In this study, we screened a peptide that has highly specific binding activity to human GC tissues. When labeled with fluorescein isothiocyanate (FITC), the peptide has the potential for in vivo use to produce increased fluorescence intensity at the site of neoplastic mucosa. This method can be used as a more specific strategy for early detection of GC.
The human gastric cancer cell line BGC823 and Epstein-Barr virus-transformed human gastric epithelial cell line GES-1 were maintained in Dulbecco’s modified Eagle’s medium supplemented with 10% fetal bovine serum, 100 U/mL penicillin and 100 μg/mL streptomycin. Cells were incubated at 37 °C in an atmosphere with 5% CO2.
Peptide screen was conducted in the patients (n = 3) with histologically validated intestinal-type gastric adenocarcinoma (Lauren’s classification). Paraffin-embedded human tissues from 36 cases of gastric cancer (21 intestinal and 15 diffuse) and 15 cases of adjacent normal appearing gastric mucosa, 12 cases of breast cancer, and 15 cases of colorectal cancer were used for validating the screened peptide. The study was approved by the Bioethics Committee of the First Affiliated Hospital of Xian Jiaotong University Medical College, and written informed consent was obtained from all the patients. For the peptide screen, fresh specimens of cancer and adjacent normal appearing gastric mucosa (5 cm away from the macroscopic margin of the tumor) were collected during subtotal gastrectomy. Half of the tissue was cut into 0.5 cm × 0.5 cm × 0.3 cm pieces immediately and washed with magnesium-free Dulbecco’s phosphate-buffered saline (PBS) for 2 min at 4 °C to be used for biopanning or immunofluorescence procedures[9]. The other half of the tissue was embedded in optimal cutting temperature freezing compound (Sakura Finetek United States, Torrance, CA) immediately. The tissue was cut into 6-μm sections, mounted onto Poly-D-Lysine-coated slides, and stored at -80 °C for the peptide binding assay. All the histopathological specimens were evaluated by two gastrointestinal pathologists who were blinded to each other according to the common procedural criteria for such studies and to the imaging results[10].

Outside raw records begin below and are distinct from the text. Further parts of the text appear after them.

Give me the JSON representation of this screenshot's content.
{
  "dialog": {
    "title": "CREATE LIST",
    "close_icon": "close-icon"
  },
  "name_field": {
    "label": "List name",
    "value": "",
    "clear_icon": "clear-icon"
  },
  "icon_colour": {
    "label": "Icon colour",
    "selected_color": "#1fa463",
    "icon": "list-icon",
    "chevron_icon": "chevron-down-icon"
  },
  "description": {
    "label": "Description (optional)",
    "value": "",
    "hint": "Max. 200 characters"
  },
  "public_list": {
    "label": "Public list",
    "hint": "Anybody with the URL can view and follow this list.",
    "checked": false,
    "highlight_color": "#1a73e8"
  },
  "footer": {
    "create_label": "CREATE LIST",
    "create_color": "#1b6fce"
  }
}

Peptides were selected using the PhD-12TM phage display peptide library (New England BioLabs, Beverly, MA)[11-13]. This library has 1 × 1013 pfu/mL phages, with a diversity of 1.28 × 109 unique peptide sequences and about 70 copies of each sequence. For screening, non-specific binding phage was cleared from the library by panning against normal appearing gastric mucosa adjacent to the tumor. Tissue blocks were placed into 12-well cell culture plates and blocked by adding one mL of 1% bovine serum albumin (BSA) diluted in PBS for 30 min at 4 °C. Phage (1 × 1011 pfu) in one mL of blocking buffer was incubated with tissue at room temperature (RT) for 30 min with gentle agitation. The supernatant containing unbound phages was collected and added to another well for the second round of clearance. The resulting supernatant was incubated with the gastric cancer specimens for positive selection. After 30 min of biopanning at RT, the tissue specimens were transferred to 1.5 mL tubes and washed 10 times with PBST (PBS/0.1% Tween-20, v/v). The bound phages on the tissue surface were eluted with one mL of 0.2 mol glycine, pH 2.2, 0.1% BSA for 8 min and immediately neutralized with 150 μL of 1 mol Tris, pH 9.5. The eluted phage was amplified and tittered according to the manufacturer’s instructions. The resulting phage (1011 pfu) was used to perform another round of positive selection, as described above. In the last 2 rounds, elution was first performed for 2 min to remove the weakly bound phages, and new elution buffer was then added to obtain the stronger bound phage.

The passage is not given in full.